Fitch noted that the ratings was based on a robust growth performance and a track record of prudent macroeconomic management against low per capita incomes and a poor business climate.

“The ratings are also underpinned by the cautious administration of public finances, which has contained Uganda’s fiscal deficit (including grants) to an average of 2.1% of GDP over the last 10 years,” the agency said.

The highest rating for Fitch is AAA considered an investment grade.
Fitch pointed out that the fiscal discipline and low debt levels gave the country room to accommodate increased infrastructure spending that will lead to widening of the fiscal deficit to 3.9% of GDP in financial year 2011 from 1.7% in 2009.

Fitch indicated increasing domestic revenue collection that has stagnated at12-13% of GDP for over a decade as one of the areas that needed improvements.
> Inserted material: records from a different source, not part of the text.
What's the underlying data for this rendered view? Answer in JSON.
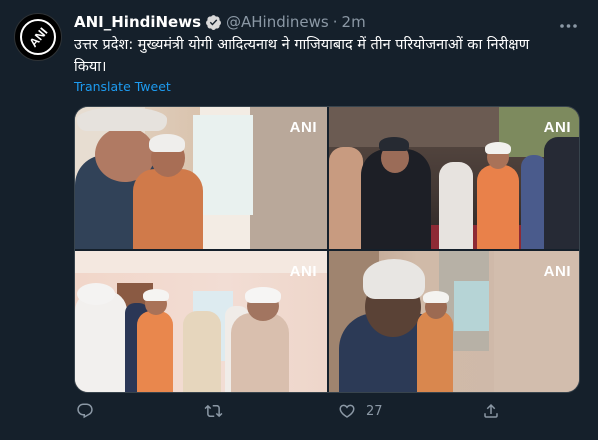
{
  "tweet": {
    "author_name": "ANI_HindiNews",
    "author_handle": "@AHindinews",
    "separator": "·",
    "time": "2m",
    "text": "उत्तर प्रदेश: मुख्यमंत्री योगी आदित्यनाथ ने गाजियाबाद में तीन परियोजनाओं का निरीक्षण किया।",
    "translate_label": "Translate Tweet",
    "more_icon": "more-icon",
    "avatar_logo_text": "ANI",
    "photos": [
      {
        "watermark": "ANI"
      },
      {
        "watermark": "ANI"
      },
      {
        "watermark": "ANI"
      },
      {
        "watermark": "ANI"
      }
    ],
    "actions": {
      "reply_icon": "reply-icon",
      "retweet_icon": "retweet-icon",
      "like_icon": "heart-icon",
      "like_count": "27",
      "share_icon": "share-icon"
    }
  },
  "colors": {
    "background": "#15202b",
    "accent": "#1d9bf0",
    "muted": "#8b98a5",
    "text": "#ffffff"
  }
}
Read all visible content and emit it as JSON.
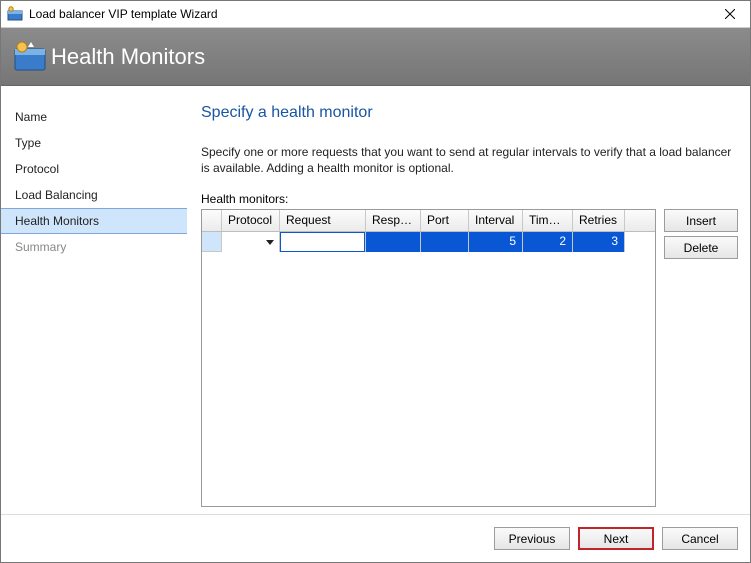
{
  "window": {
    "title": "Load balancer VIP template Wizard"
  },
  "banner": {
    "title": "Health Monitors"
  },
  "sidebar": {
    "items": [
      {
        "label": "Name"
      },
      {
        "label": "Type"
      },
      {
        "label": "Protocol"
      },
      {
        "label": "Load Balancing"
      },
      {
        "label": "Health Monitors"
      },
      {
        "label": "Summary"
      }
    ]
  },
  "page": {
    "heading": "Specify a health monitor",
    "description": "Specify one or more requests that you want to send at regular intervals to verify that a load balancer is available. Adding a health monitor is optional.",
    "grid_label": "Health monitors:"
  },
  "columns": {
    "protocol": "Protocol",
    "request": "Request",
    "response": "Respo...",
    "port": "Port",
    "interval": "Interval",
    "timeout": "Time-...",
    "retries": "Retries"
  },
  "row": {
    "protocol": "",
    "request": "",
    "response": "",
    "port": "",
    "interval": "5",
    "timeout": "2",
    "retries": "3"
  },
  "buttons": {
    "insert": "Insert",
    "delete": "Delete",
    "previous": "Previous",
    "next": "Next",
    "cancel": "Cancel"
  }
}
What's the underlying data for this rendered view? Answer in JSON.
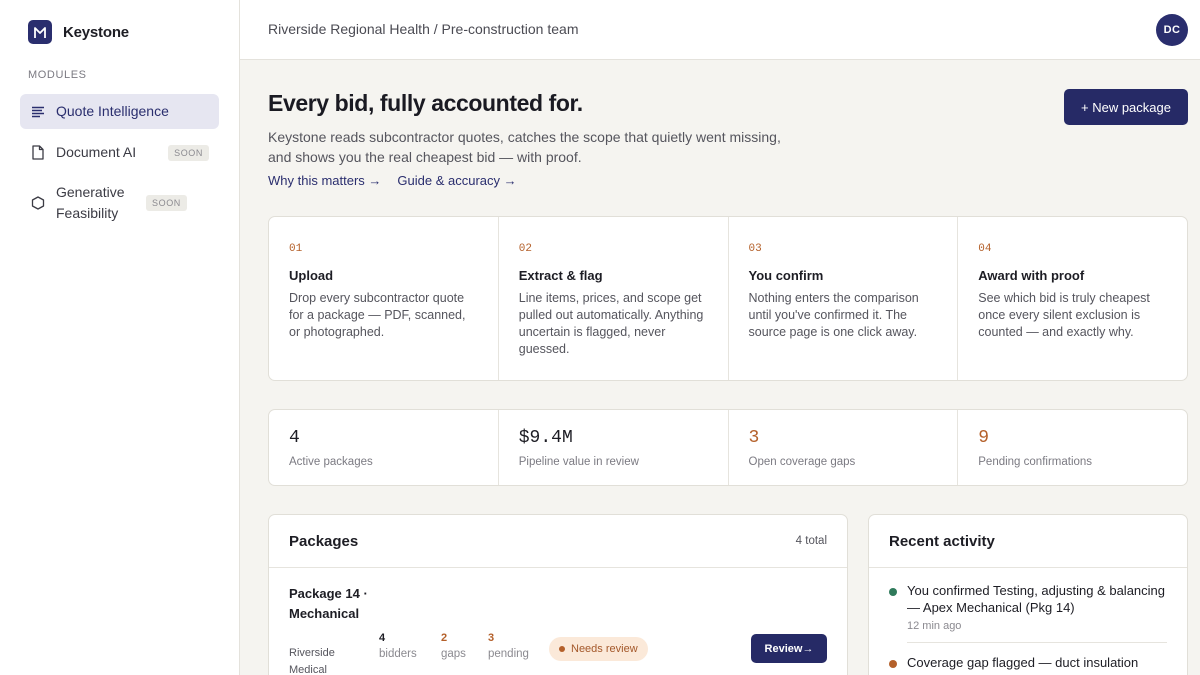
{
  "sidebar": {
    "brand": "Keystone",
    "modules_label": "MODULES",
    "items": [
      {
        "label": "Quote Intelligence",
        "active": true,
        "icon": "lines-icon"
      },
      {
        "label": "Document AI",
        "badge": "SOON",
        "icon": "document-icon"
      },
      {
        "label": "Generative Feasibility",
        "badge": "SOON",
        "icon": "hexagon-icon"
      }
    ]
  },
  "topbar": {
    "breadcrumb": "Riverside Regional Health / Pre-construction team",
    "avatar_initials": "DC"
  },
  "hero": {
    "title": "Every bid, fully accounted for.",
    "subtitle": "Keystone reads subcontractor quotes, catches the scope that quietly went missing, and shows you the real cheapest bid — with proof.",
    "links": [
      "Why this matters →",
      "Guide & accuracy →"
    ],
    "new_package_label": "+ New package"
  },
  "steps": [
    {
      "num": "01",
      "title": "Upload",
      "desc": "Drop every subcontractor quote for a package — PDF, scanned, or photographed."
    },
    {
      "num": "02",
      "title": "Extract & flag",
      "desc": "Line items, prices, and scope get pulled out automatically. Anything uncertain is flagged, never guessed."
    },
    {
      "num": "03",
      "title": "You confirm",
      "desc": "Nothing enters the comparison until you've confirmed it. The source page is one click away."
    },
    {
      "num": "04",
      "title": "Award with proof",
      "desc": "See which bid is truly cheapest once every silent exclusion is counted — and exactly why."
    }
  ],
  "stats": [
    {
      "value": "4",
      "label": "Active packages"
    },
    {
      "value": "$9.4M",
      "label": "Pipeline value in review"
    },
    {
      "value": "3",
      "label": "Open coverage gaps"
    },
    {
      "value": "9",
      "label": "Pending confirmations"
    }
  ],
  "packages": {
    "title": "Packages",
    "count": "4 total",
    "rows": [
      {
        "name": "Package 14 · Mechanical",
        "subtitle": "Riverside Medical",
        "bidders": "4",
        "bidders_label": "bidders",
        "gaps": "2",
        "gaps_label": "gaps",
        "pending": "3",
        "pending_label": "pending",
        "status": "Needs review",
        "action": "Review→"
      }
    ]
  },
  "activity": {
    "title": "Recent activity",
    "items": [
      {
        "text": "You confirmed Testing, adjusting & balancing — Apex Mechanical (Pkg 14)",
        "time": "12 min ago",
        "color": "#2f7a5b"
      },
      {
        "text": "Coverage gap flagged — duct insulation",
        "time": "",
        "color": "#b4602a"
      }
    ]
  },
  "colors": {
    "accent": "#262a66",
    "warning": "#b4602a",
    "success": "#2f7a5b"
  }
}
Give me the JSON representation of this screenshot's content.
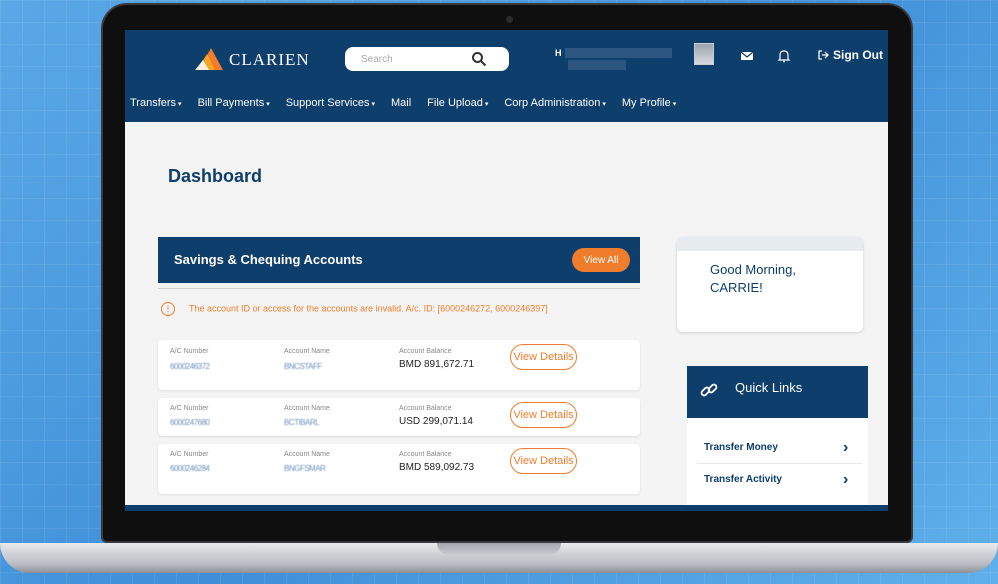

It said revenue mobilisation efforts had yielded limited success in the past despite improved administration.

“This suggests that achieving the targeted 1.5% of GDP increase in the revenue ratio over the life of the new three-year policy support instrument signed with the International Monetary Fund may be difficult and Uganda may have to increase borrowing.”

The ratings are supported by stability under President Yoweri Museveni, who has ruled for the last 24 years.
Fitch expects him to be returned to power in the 2011 presidential polls for a fourth term though his prolonged rule highlights the importance of an orderly succession.

African countries are looking to ratings as an important precondition to accessing international markets.